Route information
- Length: 12.67 km (7.87 mi)

Major junctions
- North end: Fv820 at Rottåsen, Bø
- South end: Guvåg, Bø

Location
- Country: Norway
- Counties: Nordland

Highway system
- Roads in Norway; National Roads; County Roads;

= Norwegian County Road 913 =

Road in Norway

County Road 913 (Fylkesvei 913, also known as Guvågveien / "the Guvåg road") is a 12.67 km road in Bø Municipality in Nordland County, Norway. It starts in the village of Rottåsen, where it branches off from County Road 820, and runs southeast to the head of Jørnfjorden and then continues along the east side of the fjord to the village of Guvåg on the shore of Eidsfjorden.

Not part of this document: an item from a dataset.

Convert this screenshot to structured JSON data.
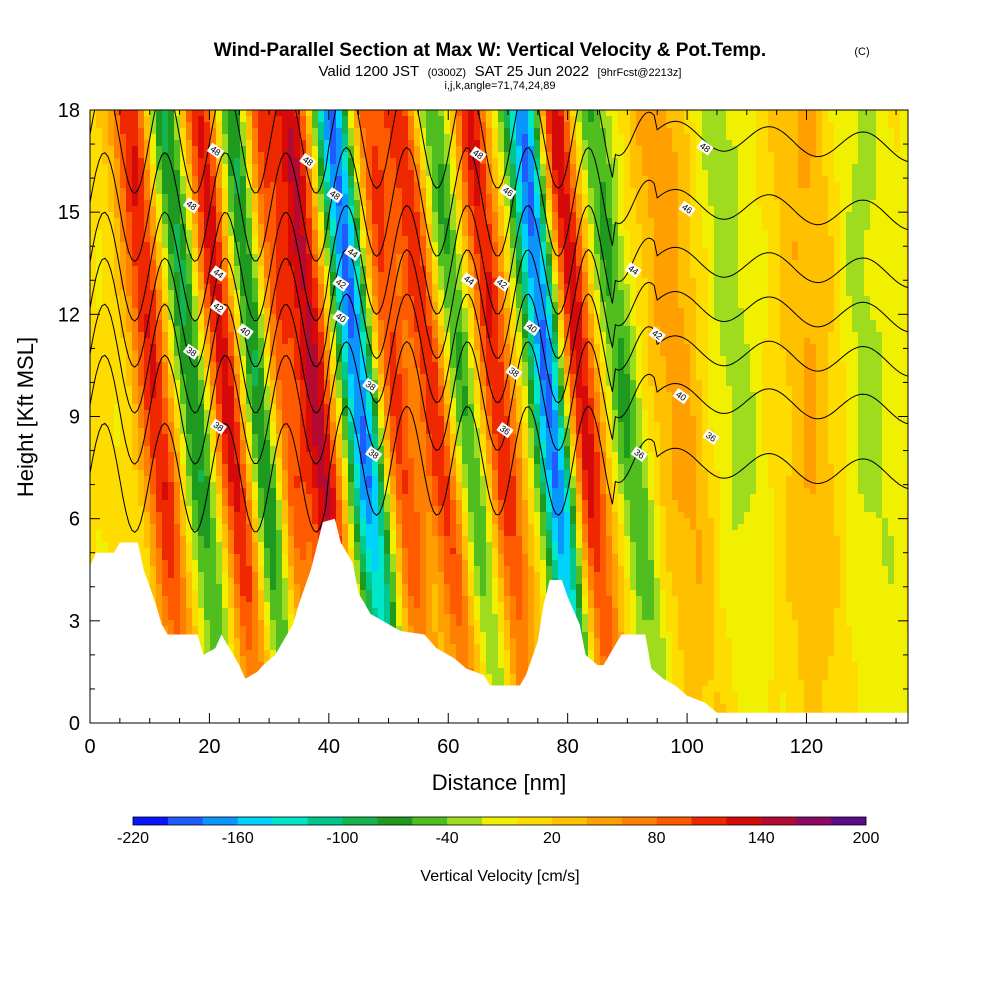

Municipal Road 914 (a.k.a. Jørlandsveien or 'the Jørland road', formerly County Road 914) branches off from the road at Verhalsen and runs 4.12 km north, where it joins County Road 820 at Kråkhaugen. Further south, at Røsnes, Municipal Road 924 (a.k.a. Røsnesveien 'the Røsnes road', formerly also designated County Road 914) branches off to the southwest and runs 1.14 km to Jektneset on the shore of Jørnfjorden.